Thursday, October 26, 2017

God's Just Judgment

"The presupposition of God's just judgment at the end of history is the presupposition for the renunciation of violence in the middle of it. My thesis that the practice of nonviolence requires a belief in divine vengeance will be unpopular with many Christians, especially theologians in the West... Soon you will discover that it takes the quiet of a suburban home for the birth of the thesis that human nonviolence corresponds to God's refusal to judge. In a scorched land, soaked in the blood of the innocent, it will invariably die."

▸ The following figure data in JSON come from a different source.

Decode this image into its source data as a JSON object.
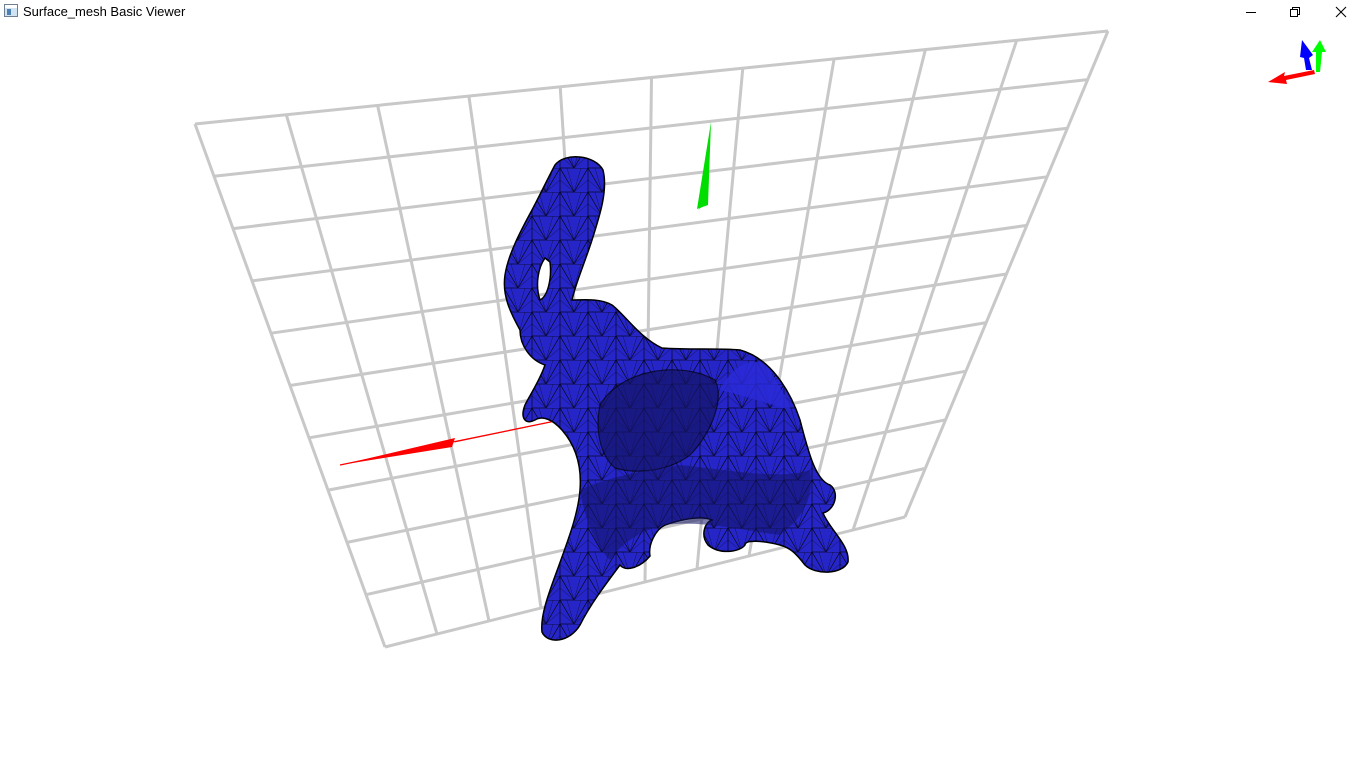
{
  "window": {
    "title": "Surface_mesh Basic Viewer",
    "icon": "app-window-icon",
    "controls": [
      "minimize-icon",
      "restore-icon",
      "close-icon"
    ]
  },
  "viewport": {
    "background": "#ffffff",
    "grid_color": "#c8c8c8",
    "mesh_fill": "#2626c8",
    "mesh_shadow": "#141466",
    "mesh_edge": "#000000",
    "axis_colors": {
      "x": "#ff0000",
      "y": "#00ff00",
      "z": "#0000ff"
    }
  }
}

~Miroslav Volf, Exclusion and Embrace: A Theological Exploration of Identity, Otherness, and Reconciliation. 302-304

Monday, October 16, 2017

Ultimate Presupposition

"Lord" in Scripture refers to the head of a covenant relationship. In that relationship, the Lord dictates to his covenant servants the way they are to live and promises them blessings for obedience and curses for disobedience. He also tells them of the blessings that he has already given to them– his "unmerited favor," or grace, which is to motivate their obedience. Without words of grace, law, and promise, there is no lordship. To recognize the Lord is to believe and obey his words above the words of anyone else. And to obey the Lord's words in that way is to accept them as one's ultimate presupposition.

~John Frame, Apologetics: A Justification of Christian Beliefs, p. 4

Wednesday, May 17, 2017

My Return?

I must be in a nostalgic frame of mind. Just now, as I climbed the stairs and headed to bed, a whiff of something made me think of Strawberry Shortcake, the dolls my sister and I played with as little girls. I'm certain if I mentioned to Erin (my sister) that smell, she'd immediately be swept back in time as well. How powerful these memories are, and the hold they have on us for the rest of our lives.

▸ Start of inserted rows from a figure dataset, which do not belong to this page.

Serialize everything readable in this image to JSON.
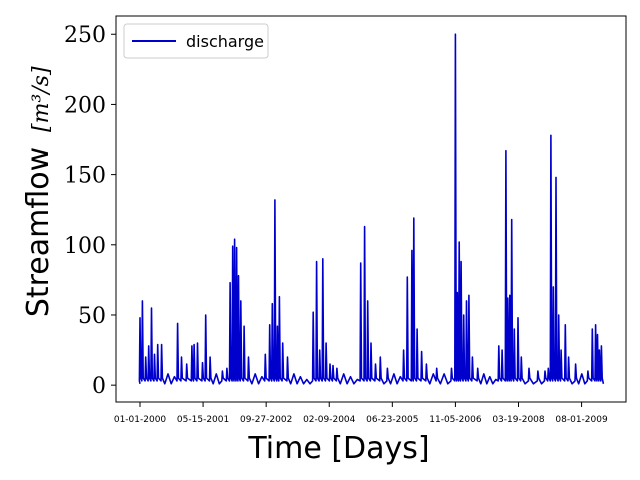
{
  "chart_data": {
    "type": "line",
    "xlabel": "Time [Days]",
    "ylabel": "Streamflow",
    "ylabel_unit": "[m³/s]",
    "ylim": [
      -12,
      263
    ],
    "yticks": [
      0,
      50,
      100,
      150,
      200,
      250
    ],
    "xlim": [
      "2000-01-01",
      "2010-04-15"
    ],
    "xticks": [
      {
        "date": "2000-01-01",
        "label": "01-01-2000"
      },
      {
        "date": "2001-05-15",
        "label": "05-15-2001"
      },
      {
        "date": "2002-09-27",
        "label": "09-27-2002"
      },
      {
        "date": "2004-02-09",
        "label": "02-09-2004"
      },
      {
        "date": "2005-06-23",
        "label": "06-23-2005"
      },
      {
        "date": "2006-11-05",
        "label": "11-05-2006"
      },
      {
        "date": "2008-03-19",
        "label": "03-19-2008"
      },
      {
        "date": "2009-08-01",
        "label": "08-01-2009"
      }
    ],
    "grid": false,
    "legend_position": "top-left",
    "series": [
      {
        "name": "discharge",
        "color": "#0000cc",
        "peaks": [
          [
            "2000-01-01",
            48
          ],
          [
            "2000-01-20",
            60
          ],
          [
            "2000-02-15",
            20
          ],
          [
            "2000-03-10",
            28
          ],
          [
            "2000-04-01",
            55
          ],
          [
            "2000-04-25",
            22
          ],
          [
            "2000-05-20",
            29
          ],
          [
            "2000-06-20",
            29
          ],
          [
            "2000-10-25",
            44
          ],
          [
            "2000-11-25",
            20
          ],
          [
            "2001-01-05",
            15
          ],
          [
            "2001-02-15",
            28
          ],
          [
            "2001-03-05",
            29
          ],
          [
            "2001-04-01",
            30
          ],
          [
            "2001-05-10",
            16
          ],
          [
            "2001-06-05",
            50
          ],
          [
            "2001-07-10",
            20
          ],
          [
            "2001-10-15",
            10
          ],
          [
            "2001-11-20",
            12
          ],
          [
            "2001-12-15",
            73
          ],
          [
            "2002-01-05",
            99
          ],
          [
            "2002-01-20",
            104
          ],
          [
            "2002-02-05",
            98
          ],
          [
            "2002-02-20",
            78
          ],
          [
            "2002-03-10",
            60
          ],
          [
            "2002-04-05",
            42
          ],
          [
            "2002-05-10",
            20
          ],
          [
            "2002-09-20",
            22
          ],
          [
            "2002-10-25",
            43
          ],
          [
            "2002-11-15",
            58
          ],
          [
            "2002-12-05",
            132
          ],
          [
            "2002-12-25",
            42
          ],
          [
            "2003-01-10",
            63
          ],
          [
            "2003-02-05",
            30
          ],
          [
            "2003-03-15",
            20
          ],
          [
            "2003-10-05",
            52
          ],
          [
            "2003-11-01",
            88
          ],
          [
            "2003-11-25",
            25
          ],
          [
            "2003-12-20",
            90
          ],
          [
            "2004-01-15",
            30
          ],
          [
            "2004-02-15",
            15
          ],
          [
            "2004-03-10",
            14
          ],
          [
            "2004-04-10",
            12
          ],
          [
            "2004-10-15",
            87
          ],
          [
            "2004-11-15",
            113
          ],
          [
            "2004-12-10",
            60
          ],
          [
            "2005-01-05",
            30
          ],
          [
            "2005-02-10",
            15
          ],
          [
            "2005-03-20",
            20
          ],
          [
            "2005-05-15",
            12
          ],
          [
            "2005-09-20",
            25
          ],
          [
            "2005-10-20",
            77
          ],
          [
            "2005-11-25",
            96
          ],
          [
            "2005-12-10",
            119
          ],
          [
            "2006-01-05",
            40
          ],
          [
            "2006-02-10",
            24
          ],
          [
            "2006-03-20",
            15
          ],
          [
            "2006-06-10",
            12
          ],
          [
            "2006-10-05",
            12
          ],
          [
            "2006-11-05",
            250
          ],
          [
            "2006-11-20",
            66
          ],
          [
            "2006-12-05",
            102
          ],
          [
            "2006-12-20",
            88
          ],
          [
            "2007-01-10",
            50
          ],
          [
            "2007-02-01",
            60
          ],
          [
            "2007-02-20",
            64
          ],
          [
            "2007-03-20",
            20
          ],
          [
            "2007-05-01",
            12
          ],
          [
            "2007-10-15",
            28
          ],
          [
            "2007-11-10",
            25
          ],
          [
            "2007-12-10",
            167
          ],
          [
            "2007-12-25",
            62
          ],
          [
            "2008-01-10",
            64
          ],
          [
            "2008-01-25",
            118
          ],
          [
            "2008-02-15",
            40
          ],
          [
            "2008-03-15",
            48
          ],
          [
            "2008-04-10",
            20
          ],
          [
            "2008-06-10",
            12
          ],
          [
            "2008-08-20",
            10
          ],
          [
            "2008-10-15",
            10
          ],
          [
            "2008-11-10",
            12
          ],
          [
            "2008-12-01",
            178
          ],
          [
            "2008-12-20",
            70
          ],
          [
            "2009-01-10",
            148
          ],
          [
            "2009-02-01",
            50
          ],
          [
            "2009-02-20",
            25
          ],
          [
            "2009-03-25",
            43
          ],
          [
            "2009-04-20",
            20
          ],
          [
            "2009-06-15",
            15
          ],
          [
            "2009-09-20",
            10
          ],
          [
            "2009-10-25",
            40
          ],
          [
            "2009-11-20",
            43
          ],
          [
            "2009-12-05",
            36
          ],
          [
            "2009-12-20",
            25
          ],
          [
            "2010-01-05",
            28
          ]
        ]
      }
    ]
  }
}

A couple of days ago I thought about starting to post on here again. There was once a time when I wrote on here nearly every day, and then it dwindled to maybe monthly, and then, to my shame, I abandoned it completely. It takes time to blog, especially if you add pictures which you've enhanced in Photoshop yourself, and who reads it anyway? Blogs are passé, no? Does anyone use blogspot anymore? Should I have moved to Wordpress years ago? Does it even matter at this point? We've all moved on to YouTube anyway, and I, like a silent film actress, feel ill-prepared for the new media. But, here I am, feeling a certain nostalgia for days gone by and not quite ready to let the thing completely die. Dum Spiro Spero has been here for me so long– in March it was nine years, and I started the blog (have I admitted this out loud here before?) as a way to help mend my broken heart, or at least to provide a distraction from the pain I was feeling in connection to a breakup from a certain boy. I suppose it did that, and more, as I've loosely documented the passing years here.



Tonight I reread my "About Me" post. Was it prophetic? Did I realize when I wrote all those years ago that it would still ring true now, these many years in the future? And will it still be true years from now? Will I still be dreaming of the same things? I like what I wrote then– four sentences to summarize me, and I look at them now and I still think they were well written, and they're just as true as the day I wrote them.

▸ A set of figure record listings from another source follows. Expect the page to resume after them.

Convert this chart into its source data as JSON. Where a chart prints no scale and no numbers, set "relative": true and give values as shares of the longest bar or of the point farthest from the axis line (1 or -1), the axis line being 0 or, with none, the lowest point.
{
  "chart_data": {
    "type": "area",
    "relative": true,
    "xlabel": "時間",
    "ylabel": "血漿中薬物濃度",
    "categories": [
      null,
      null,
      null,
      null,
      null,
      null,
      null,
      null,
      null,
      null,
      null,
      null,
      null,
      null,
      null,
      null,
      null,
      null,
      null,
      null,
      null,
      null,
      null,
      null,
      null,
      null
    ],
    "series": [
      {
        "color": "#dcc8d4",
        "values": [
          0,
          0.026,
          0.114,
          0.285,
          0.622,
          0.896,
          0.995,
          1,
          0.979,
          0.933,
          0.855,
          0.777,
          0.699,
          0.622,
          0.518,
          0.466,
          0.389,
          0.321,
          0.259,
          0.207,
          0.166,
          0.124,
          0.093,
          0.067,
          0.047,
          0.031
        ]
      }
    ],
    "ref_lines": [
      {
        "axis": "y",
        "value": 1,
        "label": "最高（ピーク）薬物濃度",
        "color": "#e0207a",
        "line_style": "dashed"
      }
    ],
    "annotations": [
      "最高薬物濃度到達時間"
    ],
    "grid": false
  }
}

When I first started this blog, I would quote bits of poems, and prose that I liked. There's one that I quoted ages ago that continues to loom in my mind and I keep trying to reference it as it seems so true. I'm quoting it here so that I can find it again when I want it.

To me it seems a very terrible thing to be a woman.  There is one crown which perhaps is worth it all-- a great love, a quiet home, and children.   We all know that is all that is worthwhile, and we must peg away, showing off our wares in the market if we have money, or manufacturing careers for ourselves if we haven't.  We have not the motive to prepare ourselves for a 'lifework' of teaching, of social work-- we know that we would lay it down with hallelujah in the height of our success, to make a home for the right man.  And all the time in the background of our consciousness rings the warning that perhaps the right man will never come.  A great love is given to very few.  Perhaps this makeshift time-filler of a job is our lifework after all. 
~Ruth Benedict, Anthropologist, 1912

Months ago, when Donald Trump won the election to become the 45th President of the United States, I cheekily posted on Facebook that in the wake Carla Bruni (wife to former French President Nicolas Sarkozy) and Melania Trump (both former models), I had a new aspiration, i.e., to be a first lady. My feminist friends responded and asked why I wasn't aspiring to be President, to which I refer them to the quote above. Nope, thank you very much, I want to be a wife and a mother. I am sorry if that is not ambitious enough for you.

And that, ladies and gentlemen, is my first blog post back after five months of non-posting.